The industry contributed about 600,000 of the 3.6 million jobs added by the economy last year, and it’s poised to create almost twice as many positions in the decade ahead, according to the Business Software Alliance, which represents the industry.
What’s more, those jobs pay an average of $60,000 a year - more than twice the national average of $27,900.
“The software industry provides among the most highly paid and highly skilled jobs in the U.S. economy,” the report said.
The study suggests that, contrary to popular conceptions, most of the jobs created by the U.S. economy in recent years aren’t for burger-flippers.
“It’s the knowledge jobs, the skilled workers in factories that companies cannot find enough of,” said John Challenger, executive vice president of Challenger, Gray & Christmas, a Chicago job placement firm.

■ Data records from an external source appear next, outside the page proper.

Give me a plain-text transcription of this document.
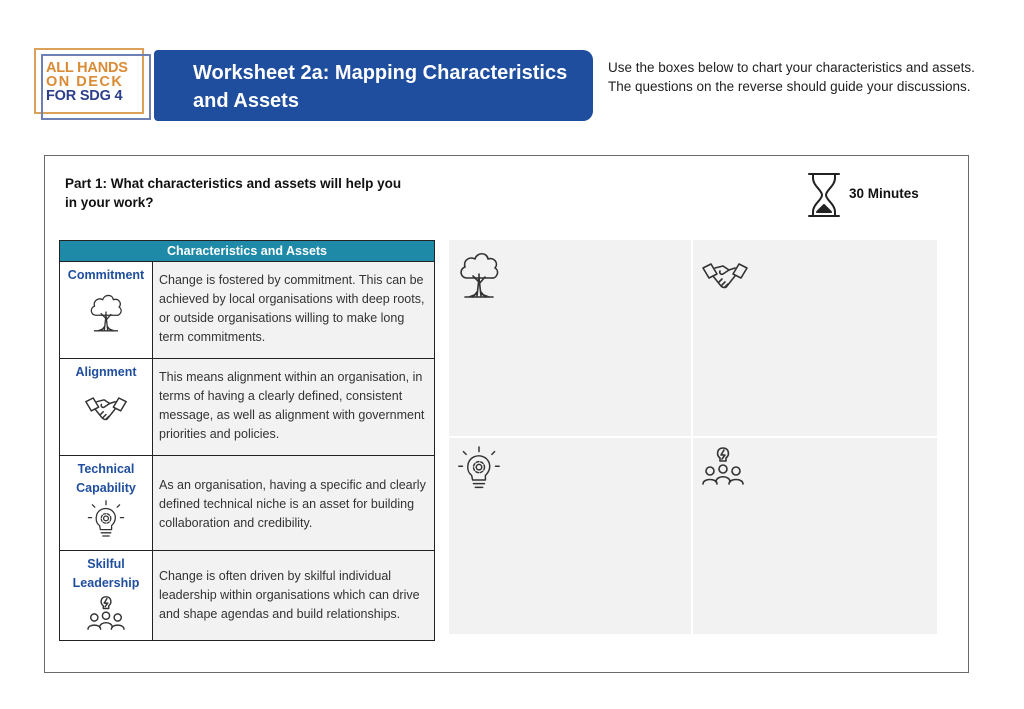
ALL HANDS
ON DECK
FOR SDG 4
Worksheet 2a: Mapping Characteristics and Assets
Use the boxes below to chart your characteristics and assets. The questions on the reverse should guide your discussions.
Part 1: What characteristics and assets will help you in your work?
30 Minutes
Characteristics and Assets	

Commitment	Change is fostered by commitment. This can be achieved by local organisations with deep roots, or outside organisations willing to make long term commitments.

Alignment	This means alignment within an organisation, in terms of having a clearly defined, consistent message, as well as alignment with government priorities and policies.

Technical Capability	As an organisation, having a specific and clearly defined technical niche is an asset for building collaboration and credibility.

Skilful Leadership	Change is often driven by skilful individual leadership within organisations which can drive and shape agendas and build relationships.
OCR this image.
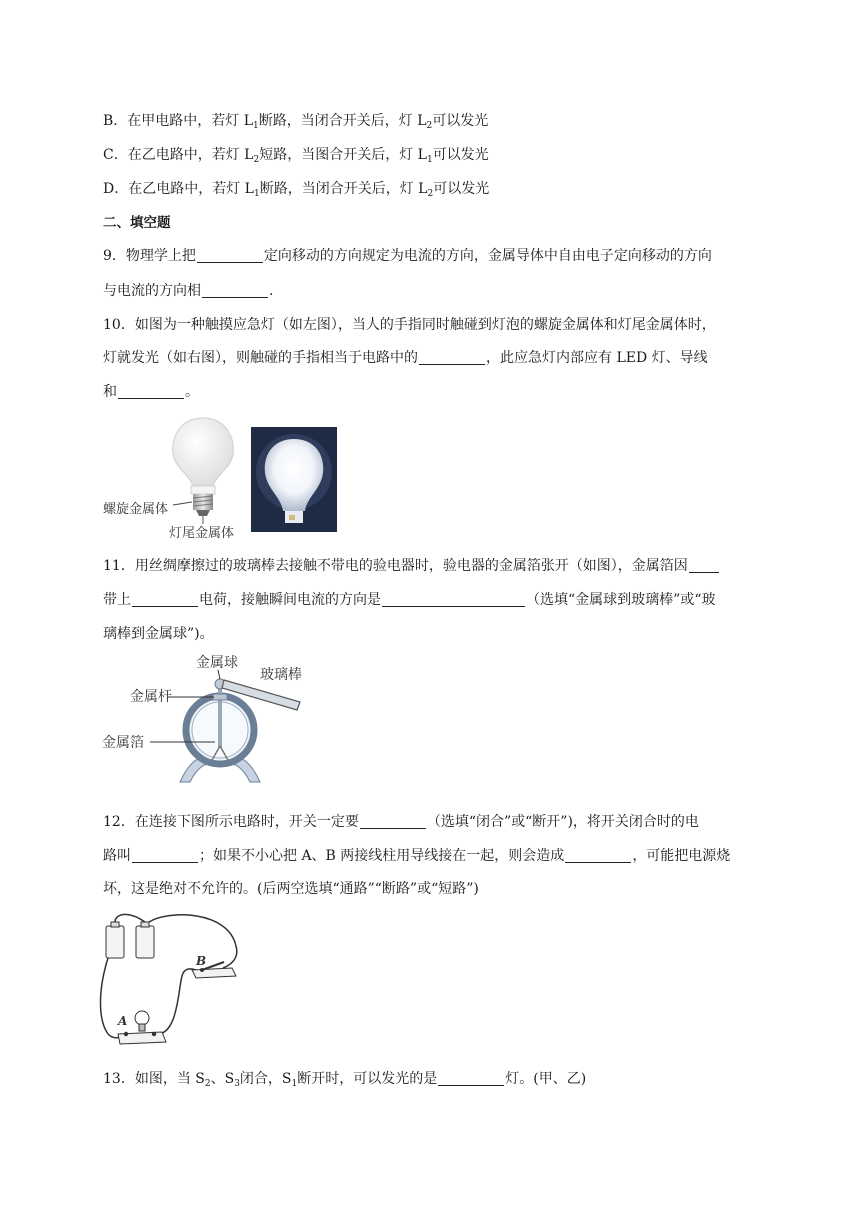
B．在甲电路中，若灯 $L_1$断路，当闭合开关后，灯 $L_2$可以发光
C．在乙电路中，若灯 $L_2$短路，当图合开关后，灯 $L_1$可以发光
D．在乙电路中，若灯 $L_1$断路，当闭合开关后，灯 $L_2$可以发光
二、填空题
9．物理学上把	定向移动的方向规定为电流的方向，金属导体中自由电子定向移动的方向
与电流的方向相	.
10．如图为一种触摸应急灯（如左图），当人的手指同时触碰到灯泡的螺旋金属体和灯尾金属体时，
灯就发光（如右图），则触碰的手指相当于电路中的	，此应急灯内部应有 LED 灯、导线
和	。
螺旋金属体
灯尾金属体
11．用丝绸摩擦过的玻璃棒去接触不带电的验电器时，验电器的金属箔张开（如图），金属箔因
带上	电荷，接触瞬间电流的方向是	（选填“金属球到玻璃棒”或“玻
璃棒到金属球”)。
金属球
玻璃棒
金属杆
金属箔
12．在连接下图所示电路时，开关一定要	（选填“闭合”或“断开”)，将开关闭合时的电
路叫	；如果不小心把 A、B 两接线柱用导线接在一起，则会造成	，可能把电源烧
坏，这是绝对不允许的。(后两空选填“通路”“断路”或“短路”)
A
B
13．如图，当 $S_2$、$S_3$闭合，$S_1$断开时，可以发光的是	灯。(甲、乙)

The study’s release was timed to coincide with a visit to Washington by computer company executives, who met with lawmakers.
The software study shows the industry paid more than $36.4 billion in wages in 1996, and that’s expected to double by 2005 as employers step up hiring to meet increased demand for computer software. “There is a limited number of computer science graduate students,” Microsoft Chairman Bill Gates said last week. “Anybody coming out of the background is going to find it easy to find a job.”
The American software industry grew by 12.5 percent a year over the last six years, and it’s expected to continue to expand at double-digit rates in years ahead. Employment alone should grow by 5.8 percent a year over the next eight years, according to the study.